Or, Back in town and better than ever
Your correspondent has been doing a lot of research on historic crime cases for a paying client I’ll tell you about later, and in the process I’ve found some new resources for fascinating old true crime stories. I’ve assembled some new blogrolls I’m going to finish up soon as well.
Here's the best of the lot. The United States Library of Congress has posted full images of some very rare and very old American true crime broadsides online. If you’re reading this blog, then you’re gonna love these things.
A broadside is a small sheet of newspaper on which is printed a single, usually very brief, article. For many years, especially in the 1700s and 1800s, they were a common way that true crime cases were reported to the general public. It’s easy to find broadsides from Britain, but American broadsides are more rare.
The new online collection is called “An American Time Capsule: Three Centuries of Broadsides and Other Printed Ephemera.” It includes crime broadsides that I’ve read about but have never seen. I’m sure the broadsides selected for this internet exhibit were the most requested ones.
Here is a report of what I found in the vein of murder. For the Lizzie Borden folks, this broadside is a special treat : The Murder at Fall River, by Alexander B. Beard -- the author was obsessed with the Lizzie Borden case, and soon after the trial was finished, he published this broadside, which contains a one-page poem about the Borden murders. And a huge illustration of the author, of course.
Here is the first stanza of his ditty:
The crimes we read of every day
Cause many hearts to shiver;
But few surpass in magnitude
The murder at Fall River.
And that gives you a big dose of the man’s talent. (I noticed that the undated broadside was incorrectly labeled by a dingbat librarian as being written in 1800. (The murders were in 1892).)
And another Borden-related broadside: Execution. The life, trial, and behaviour of that unfortunate young woman, Mary Johnson, 22 years of age, who was executed at Gloucester on Saturday last, 1831 for the murder of her master and mistress, John and Anna Robinson This is the astonishing story of a servant girl who was executed for a crime she apparently did not commit and who almost survived her hanging. Read the broadside and decide for yourself. It is often referred to in any in-depth analysis of Massachusetts history of the death penalty i.e. during Lizzie Borden’s case, because the innocent Mary Johnson was the last woman found guilty of murder in Massachusetts before Lizzie went on trial more than sixty years later.

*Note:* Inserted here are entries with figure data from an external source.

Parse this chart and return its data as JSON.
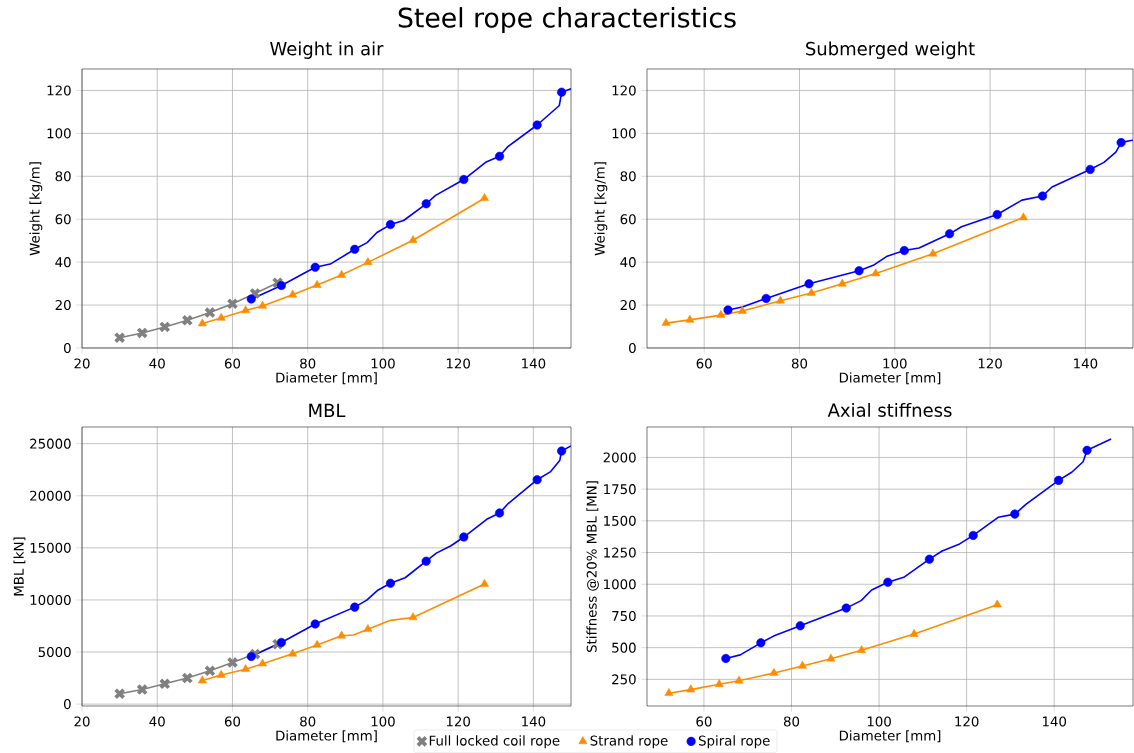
{
  "chart_data": [
    {
      "type": "line",
      "title": "Weight in air",
      "xlabel": "Diameter [mm]",
      "ylabel": "Weight [kg/m]",
      "annotations": [
        "Steel rope characteristics"
      ],
      "grid": true,
      "xlim": [
        20,
        150
      ],
      "ylim": [
        0,
        130
      ],
      "xticks": [
        20,
        40,
        60,
        80,
        100,
        120,
        140
      ],
      "yticks": [
        0,
        20,
        40,
        60,
        80,
        100,
        120
      ],
      "series": [
        {
          "marker": "none",
          "color": "#808080",
          "x": [
            30,
            36,
            42,
            48,
            54,
            60,
            66,
            72
          ],
          "values": [
            4.8,
            7.0,
            9.8,
            12.9,
            16.5,
            20.6,
            25.4,
            30.4
          ]
        },
        {
          "type": "scatter",
          "marker": "cross",
          "color": "#808080",
          "x": [
            30,
            36,
            42,
            48,
            54,
            60,
            66,
            72
          ],
          "values": [
            4.8,
            7.0,
            9.8,
            12.9,
            16.5,
            20.6,
            25.4,
            30.4
          ]
        },
        {
          "marker": "none",
          "color": "#ff8c00",
          "x": [
            52,
            57,
            63.5,
            68,
            76,
            82.5,
            89,
            96,
            108,
            127
          ],
          "values": [
            11.4,
            14.0,
            17.5,
            19.6,
            24.8,
            29.3,
            34.0,
            39.9,
            50.2,
            69.8
          ]
        },
        {
          "type": "scatter",
          "marker": "triangle",
          "color": "#ff8c00",
          "x": [
            52,
            57,
            63.5,
            68,
            76,
            82.5,
            89,
            96,
            108,
            127
          ],
          "values": [
            11.4,
            14.0,
            17.5,
            19.6,
            24.8,
            29.3,
            34.0,
            39.9,
            50.2,
            69.8
          ]
        },
        {
          "marker": "none",
          "color": "#0000ff",
          "x": [
            65,
            67.3,
            73,
            82,
            86,
            92.5,
            95.8,
            98.4,
            102,
            105.5,
            111.5,
            114,
            121.5,
            127.3,
            131,
            133.1,
            141,
            146.9,
            147.5,
            150
          ],
          "values": [
            22.8,
            24.6,
            29.1,
            37.6,
            39.1,
            46.0,
            49.1,
            53.8,
            57.5,
            59.4,
            67.2,
            71.1,
            78.5,
            86.5,
            89.3,
            93.7,
            103.9,
            113.0,
            119.2,
            120.8
          ]
        },
        {
          "type": "scatter",
          "marker": "circle",
          "color": "#0000ff",
          "x": [
            65,
            73,
            82,
            92.5,
            102,
            111.5,
            121.5,
            131,
            141,
            147.5
          ],
          "values": [
            22.8,
            29.1,
            37.6,
            46.0,
            57.5,
            67.2,
            78.5,
            89.3,
            103.9,
            119.2
          ]
        }
      ]
    },
    {
      "type": "line",
      "title": "Submerged weight",
      "xlabel": "Diameter [mm]",
      "ylabel": "Weight [kg/m]",
      "grid": true,
      "xlim": [
        48,
        150
      ],
      "ylim": [
        0,
        130
      ],
      "xticks": [
        60,
        80,
        100,
        120,
        140
      ],
      "yticks": [
        0,
        20,
        40,
        60,
        80,
        100,
        120
      ],
      "series": [
        {
          "marker": "none",
          "color": "#ff8c00",
          "x": [
            52,
            57,
            63.5,
            68,
            76,
            82.5,
            89,
            96,
            108,
            127
          ],
          "values": [
            11.6,
            13.1,
            15.3,
            17.2,
            22.0,
            25.6,
            29.9,
            34.7,
            43.9,
            60.8
          ]
        },
        {
          "type": "scatter",
          "marker": "triangle",
          "color": "#ff8c00",
          "x": [
            52,
            57,
            63.5,
            68,
            76,
            82.5,
            89,
            96,
            108,
            127
          ],
          "values": [
            11.6,
            13.1,
            15.3,
            17.2,
            22.0,
            25.6,
            29.9,
            34.7,
            43.9,
            60.8
          ]
        },
        {
          "marker": "none",
          "color": "#0000ff",
          "x": [
            65,
            68,
            73,
            82,
            92.5,
            95.5,
            98.4,
            102,
            105.1,
            111.5,
            114,
            121.5,
            126.7,
            131,
            133,
            141,
            143.9,
            146.4,
            147.5,
            150
          ],
          "values": [
            17.7,
            19.1,
            23.1,
            29.9,
            36.0,
            38.5,
            42.8,
            45.4,
            46.6,
            53.2,
            56.5,
            62.2,
            68.9,
            70.8,
            75.0,
            83.2,
            86.5,
            91.3,
            95.7,
            96.9
          ]
        },
        {
          "type": "scatter",
          "marker": "circle",
          "color": "#0000ff",
          "x": [
            65,
            73,
            82,
            92.5,
            102,
            111.5,
            121.5,
            131,
            141,
            147.5
          ],
          "values": [
            17.7,
            23.1,
            29.9,
            36.0,
            45.4,
            53.2,
            62.2,
            70.8,
            83.2,
            95.7
          ]
        }
      ]
    },
    {
      "type": "line",
      "title": "MBL",
      "xlabel": "Diameter [mm]",
      "ylabel": "MBL [kN]",
      "grid": true,
      "legend": "bottom",
      "xlim": [
        20,
        150
      ],
      "ylim": [
        -180,
        26600
      ],
      "xticks": [
        20,
        40,
        60,
        80,
        100,
        120,
        140
      ],
      "yticks": [
        0,
        5000,
        10000,
        15000,
        20000,
        25000
      ],
      "series": [
        {
          "marker": "none",
          "color": "#808080",
          "x": [
            30,
            36,
            42,
            48,
            54,
            60,
            66,
            72
          ],
          "values": [
            1000,
            1400,
            1950,
            2500,
            3200,
            4000,
            4800,
            5750
          ]
        },
        {
          "type": "scatter",
          "marker": "cross",
          "name": "Full locked coil rope",
          "color": "#808080",
          "x": [
            30,
            36,
            42,
            48,
            54,
            60,
            66,
            72
          ],
          "values": [
            1000,
            1400,
            1950,
            2500,
            3200,
            4000,
            4800,
            5750
          ]
        },
        {
          "marker": "none",
          "color": "#ff8c00",
          "x": [
            52,
            57,
            63.5,
            68,
            76,
            82.5,
            89,
            92.2,
            96,
            102,
            108,
            127
          ],
          "values": [
            2260,
            2790,
            3350,
            3880,
            4830,
            5680,
            6560,
            6630,
            7190,
            8040,
            8320,
            11530
          ]
        },
        {
          "type": "scatter",
          "marker": "triangle",
          "name": "Strand rope",
          "color": "#ff8c00",
          "x": [
            52,
            57,
            63.5,
            68,
            76,
            82.5,
            89,
            96,
            108,
            127
          ],
          "values": [
            2260,
            2790,
            3350,
            3880,
            4830,
            5680,
            6560,
            7190,
            8320,
            11530
          ]
        },
        {
          "marker": "none",
          "color": "#0000ff",
          "x": [
            65,
            73,
            82,
            92.5,
            95.7,
            98.5,
            102,
            105.9,
            111.5,
            114.2,
            118.1,
            121.5,
            127.6,
            131,
            133.3,
            141,
            144.6,
            147,
            147.5,
            150
          ],
          "values": [
            4580,
            5920,
            7690,
            9310,
            9980,
            10900,
            11600,
            12130,
            13720,
            14490,
            15200,
            16040,
            17740,
            18340,
            19250,
            21540,
            22320,
            23380,
            24290,
            24790
          ]
        },
        {
          "type": "scatter",
          "marker": "circle",
          "name": "Spiral rope",
          "color": "#0000ff",
          "x": [
            65,
            73,
            82,
            92.5,
            102,
            111.5,
            121.5,
            131,
            141,
            147.5
          ],
          "values": [
            4580,
            5920,
            7690,
            9310,
            11600,
            13720,
            16040,
            18340,
            21540,
            24290
          ]
        }
      ]
    },
    {
      "type": "line",
      "title": "Axial stiffness",
      "xlabel": "Diameter [mm]",
      "ylabel": "Stiffness @20% MBL [MN]",
      "grid": true,
      "xlim": [
        47,
        158
      ],
      "ylim": [
        40,
        2240
      ],
      "xticks": [
        60,
        80,
        100,
        120,
        140
      ],
      "yticks": [
        250,
        500,
        750,
        1000,
        1250,
        1500,
        1750,
        2000
      ],
      "series": [
        {
          "marker": "none",
          "color": "#ff8c00",
          "x": [
            52,
            57,
            63.5,
            68,
            76,
            82.5,
            89,
            96,
            108,
            127
          ],
          "values": [
            141,
            169,
            211,
            239,
            300,
            356,
            412,
            479,
            607,
            839
          ]
        },
        {
          "type": "scatter",
          "marker": "triangle",
          "color": "#ff8c00",
          "x": [
            52,
            57,
            63.5,
            68,
            76,
            82.5,
            89,
            96,
            108,
            127
          ],
          "values": [
            141,
            169,
            211,
            239,
            300,
            356,
            412,
            479,
            607,
            839
          ]
        },
        {
          "marker": "none",
          "color": "#0000ff",
          "x": [
            65,
            68.3,
            73,
            75.9,
            82,
            92.5,
            95.9,
            98.3,
            102,
            105.8,
            111.5,
            114.4,
            118.4,
            121.5,
            127.2,
            131,
            133.6,
            141,
            144,
            146.6,
            147.5,
            153
          ],
          "values": [
            415,
            443,
            538,
            591,
            672,
            812,
            871,
            955,
            1016,
            1058,
            1198,
            1262,
            1318,
            1385,
            1528,
            1553,
            1631,
            1819,
            1883,
            1966,
            2056,
            2145
          ]
        },
        {
          "type": "scatter",
          "marker": "circle",
          "color": "#0000ff",
          "x": [
            65,
            73,
            82,
            92.5,
            102,
            111.5,
            121.5,
            131,
            141,
            147.5
          ],
          "values": [
            415,
            538,
            672,
            812,
            1016,
            1198,
            1385,
            1553,
            1819,
            2056
          ]
        }
      ]
    }
  ]
}
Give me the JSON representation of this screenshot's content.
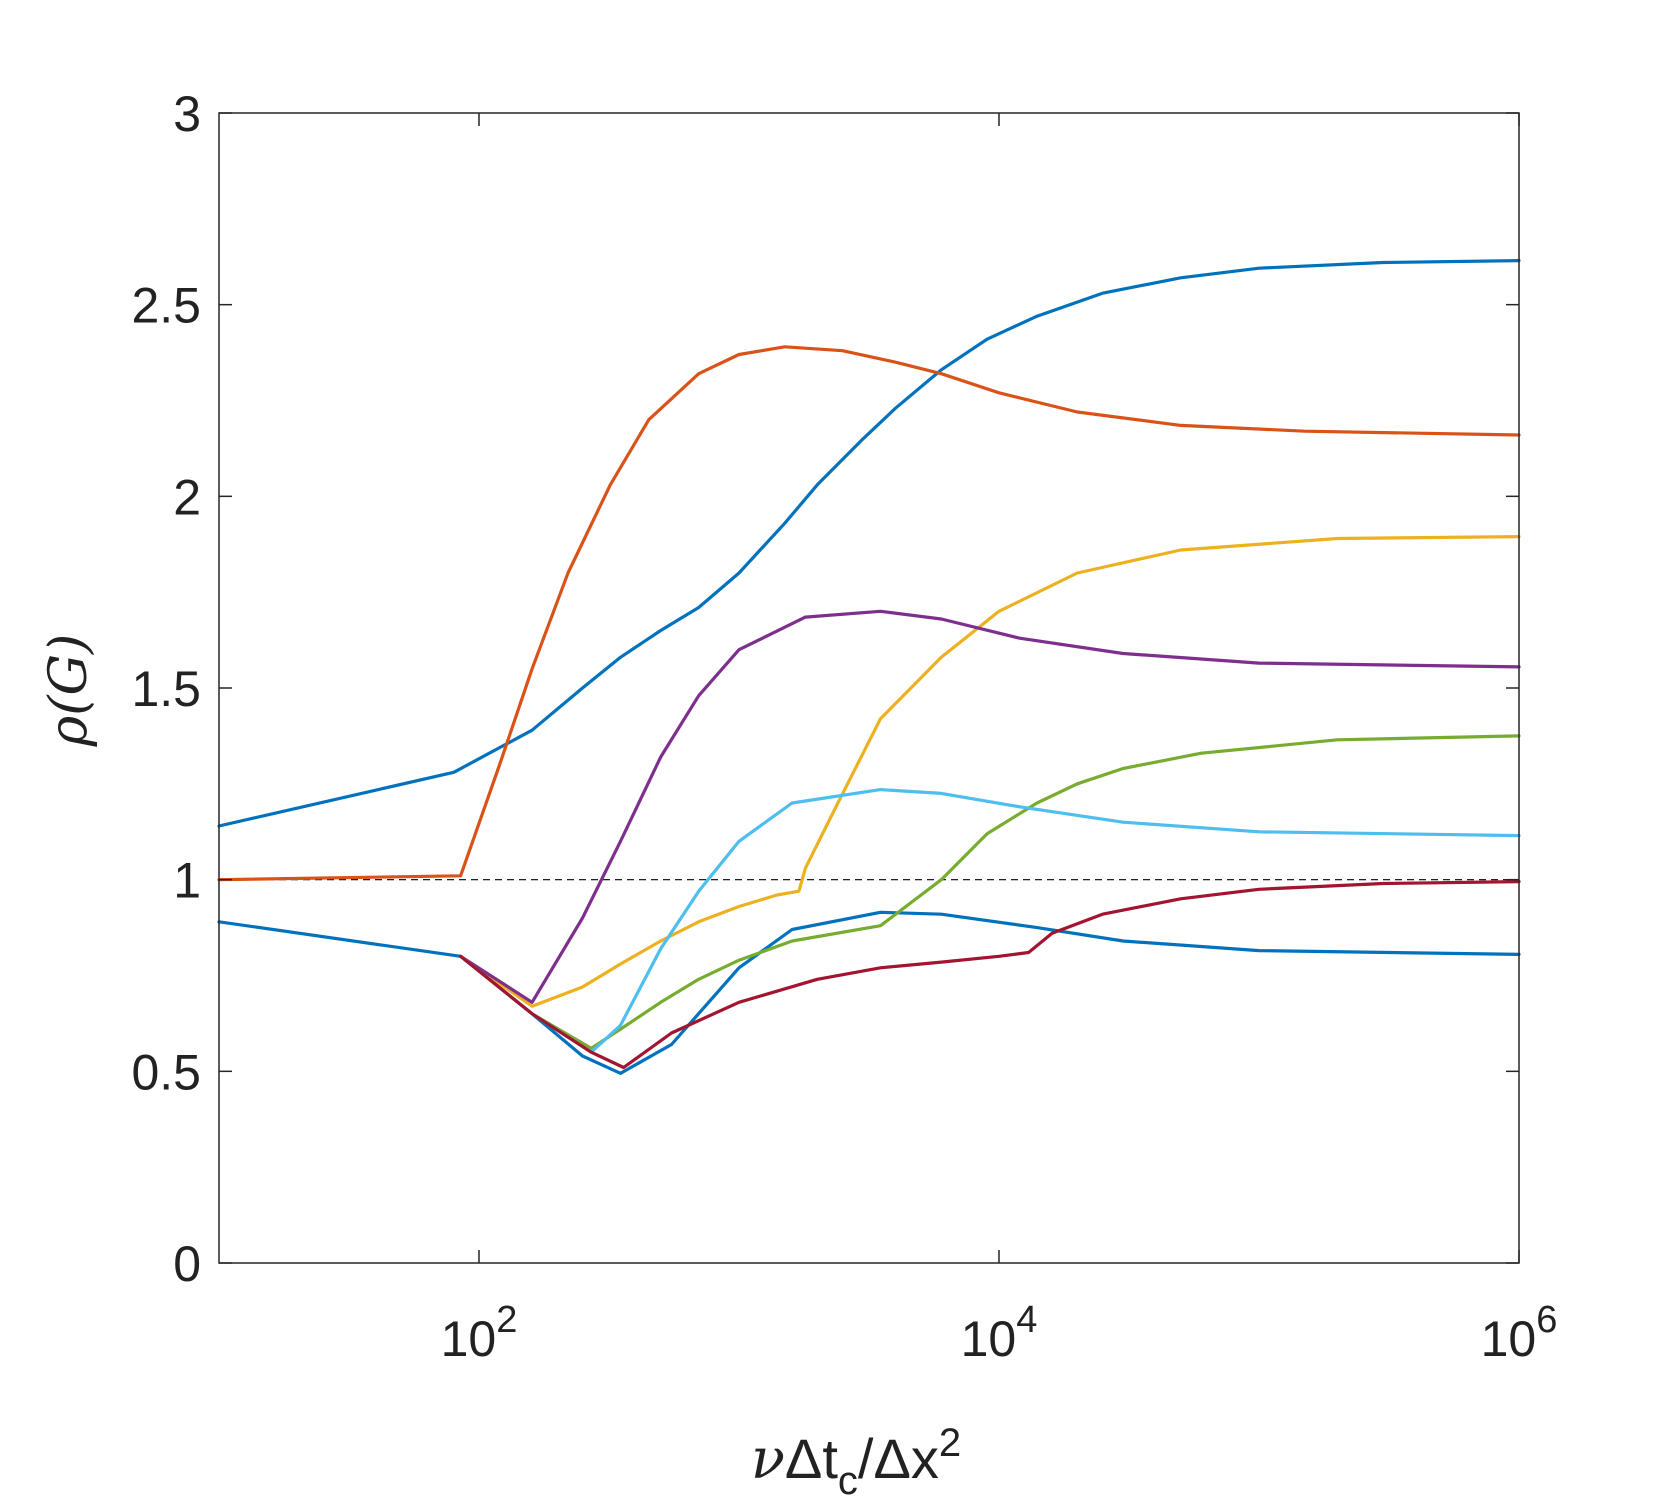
{
  "chart_data": {
    "type": "line",
    "xscale": "log",
    "xlim": [
      10,
      1000000
    ],
    "ylim": [
      0,
      3
    ],
    "xticks": [
      {
        "value": 100,
        "base": "10",
        "exp": "2"
      },
      {
        "value": 10000,
        "base": "10",
        "exp": "4"
      },
      {
        "value": 1000000,
        "base": "10",
        "exp": "6"
      }
    ],
    "yticks": [
      "0",
      "0.5",
      "1",
      "1.5",
      "2",
      "2.5",
      "3"
    ],
    "xlabel": {
      "greek": "ν",
      "delta1": "Δt",
      "sub": "c",
      "slash": "/Δx",
      "sup": "2"
    },
    "ylabel": "ρ(G)",
    "grid": false,
    "reference_line": {
      "y": 1,
      "style": "dashed",
      "color": "#000000"
    },
    "series": [
      {
        "color": "#0072BD",
        "points": [
          [
            10,
            1.14
          ],
          [
            80,
            1.28
          ],
          [
            160,
            1.39
          ],
          [
            250,
            1.5
          ],
          [
            350,
            1.58
          ],
          [
            500,
            1.65
          ],
          [
            700,
            1.71
          ],
          [
            1000,
            1.8
          ],
          [
            1500,
            1.93
          ],
          [
            2000,
            2.03
          ],
          [
            3000,
            2.15
          ],
          [
            4000,
            2.23
          ],
          [
            6000,
            2.33
          ],
          [
            9000,
            2.41
          ],
          [
            14000,
            2.47
          ],
          [
            25000,
            2.53
          ],
          [
            50000,
            2.57
          ],
          [
            100000,
            2.595
          ],
          [
            300000,
            2.61
          ],
          [
            1000000,
            2.615
          ]
        ]
      },
      {
        "color": "#D95319",
        "points": [
          [
            10,
            1.0
          ],
          [
            85,
            1.01
          ],
          [
            120,
            1.3
          ],
          [
            160,
            1.55
          ],
          [
            220,
            1.8
          ],
          [
            320,
            2.03
          ],
          [
            450,
            2.2
          ],
          [
            700,
            2.32
          ],
          [
            1000,
            2.37
          ],
          [
            1500,
            2.39
          ],
          [
            2500,
            2.38
          ],
          [
            4000,
            2.35
          ],
          [
            6000,
            2.32
          ],
          [
            10000,
            2.27
          ],
          [
            20000,
            2.22
          ],
          [
            50000,
            2.185
          ],
          [
            150000,
            2.17
          ],
          [
            1000000,
            2.16
          ]
        ]
      },
      {
        "color": "#0072BD",
        "points": [
          [
            10,
            0.89
          ],
          [
            85,
            0.8
          ],
          [
            160,
            0.65
          ],
          [
            250,
            0.54
          ],
          [
            350,
            0.495
          ],
          [
            550,
            0.57
          ],
          [
            1000,
            0.77
          ],
          [
            1600,
            0.87
          ],
          [
            3500,
            0.915
          ],
          [
            6000,
            0.91
          ],
          [
            14000,
            0.875
          ],
          [
            30000,
            0.84
          ],
          [
            100000,
            0.815
          ],
          [
            1000000,
            0.805
          ]
        ]
      },
      {
        "color": "#EDB120",
        "points": [
          [
            85,
            0.8
          ],
          [
            160,
            0.67
          ],
          [
            250,
            0.72
          ],
          [
            350,
            0.78
          ],
          [
            500,
            0.84
          ],
          [
            700,
            0.89
          ],
          [
            1000,
            0.93
          ],
          [
            1400,
            0.96
          ],
          [
            1700,
            0.97
          ],
          [
            1800,
            1.03
          ],
          [
            2400,
            1.2
          ],
          [
            3500,
            1.42
          ],
          [
            6000,
            1.58
          ],
          [
            10000,
            1.7
          ],
          [
            20000,
            1.8
          ],
          [
            50000,
            1.86
          ],
          [
            200000,
            1.89
          ],
          [
            1000000,
            1.895
          ]
        ]
      },
      {
        "color": "#7E2F8E",
        "points": [
          [
            85,
            0.8
          ],
          [
            160,
            0.68
          ],
          [
            250,
            0.9
          ],
          [
            350,
            1.1
          ],
          [
            500,
            1.32
          ],
          [
            700,
            1.48
          ],
          [
            1000,
            1.6
          ],
          [
            1800,
            1.685
          ],
          [
            3500,
            1.7
          ],
          [
            6000,
            1.68
          ],
          [
            12000,
            1.63
          ],
          [
            30000,
            1.59
          ],
          [
            100000,
            1.565
          ],
          [
            1000000,
            1.555
          ]
        ]
      },
      {
        "color": "#77AC30",
        "points": [
          [
            85,
            0.8
          ],
          [
            160,
            0.65
          ],
          [
            270,
            0.56
          ],
          [
            350,
            0.61
          ],
          [
            500,
            0.68
          ],
          [
            700,
            0.74
          ],
          [
            1000,
            0.79
          ],
          [
            1600,
            0.84
          ],
          [
            3500,
            0.88
          ],
          [
            6000,
            1.0
          ],
          [
            9000,
            1.12
          ],
          [
            14000,
            1.2
          ],
          [
            20000,
            1.25
          ],
          [
            30000,
            1.29
          ],
          [
            60000,
            1.33
          ],
          [
            200000,
            1.365
          ],
          [
            1000000,
            1.375
          ]
        ]
      },
      {
        "color": "#4DBEEE",
        "points": [
          [
            85,
            0.8
          ],
          [
            160,
            0.65
          ],
          [
            270,
            0.55
          ],
          [
            350,
            0.62
          ],
          [
            500,
            0.82
          ],
          [
            700,
            0.97
          ],
          [
            1000,
            1.1
          ],
          [
            1600,
            1.2
          ],
          [
            3500,
            1.235
          ],
          [
            6000,
            1.225
          ],
          [
            12000,
            1.19
          ],
          [
            30000,
            1.15
          ],
          [
            100000,
            1.125
          ],
          [
            1000000,
            1.115
          ]
        ]
      },
      {
        "color": "#A2142F",
        "points": [
          [
            85,
            0.8
          ],
          [
            160,
            0.65
          ],
          [
            270,
            0.55
          ],
          [
            360,
            0.51
          ],
          [
            550,
            0.6
          ],
          [
            1000,
            0.68
          ],
          [
            2000,
            0.74
          ],
          [
            3500,
            0.77
          ],
          [
            6000,
            0.785
          ],
          [
            10000,
            0.8
          ],
          [
            13000,
            0.81
          ],
          [
            16000,
            0.86
          ],
          [
            25000,
            0.91
          ],
          [
            50000,
            0.95
          ],
          [
            100000,
            0.975
          ],
          [
            300000,
            0.99
          ],
          [
            1000000,
            0.995
          ]
        ]
      }
    ]
  }
}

Here are some other classic American crimes in broadside form. Enjoy!
Love it! I would love to pick your brain about your research methods sometime; you find the best stuff. In addition to working in a bookstore, I'm also getting my MLS and LOVE to do research.
Kath
P.S. - The new Erik Larson...is okay. I really need to read it again to see how I really feel. Had to read Devil in the White City twice as well before I began to appreciate it.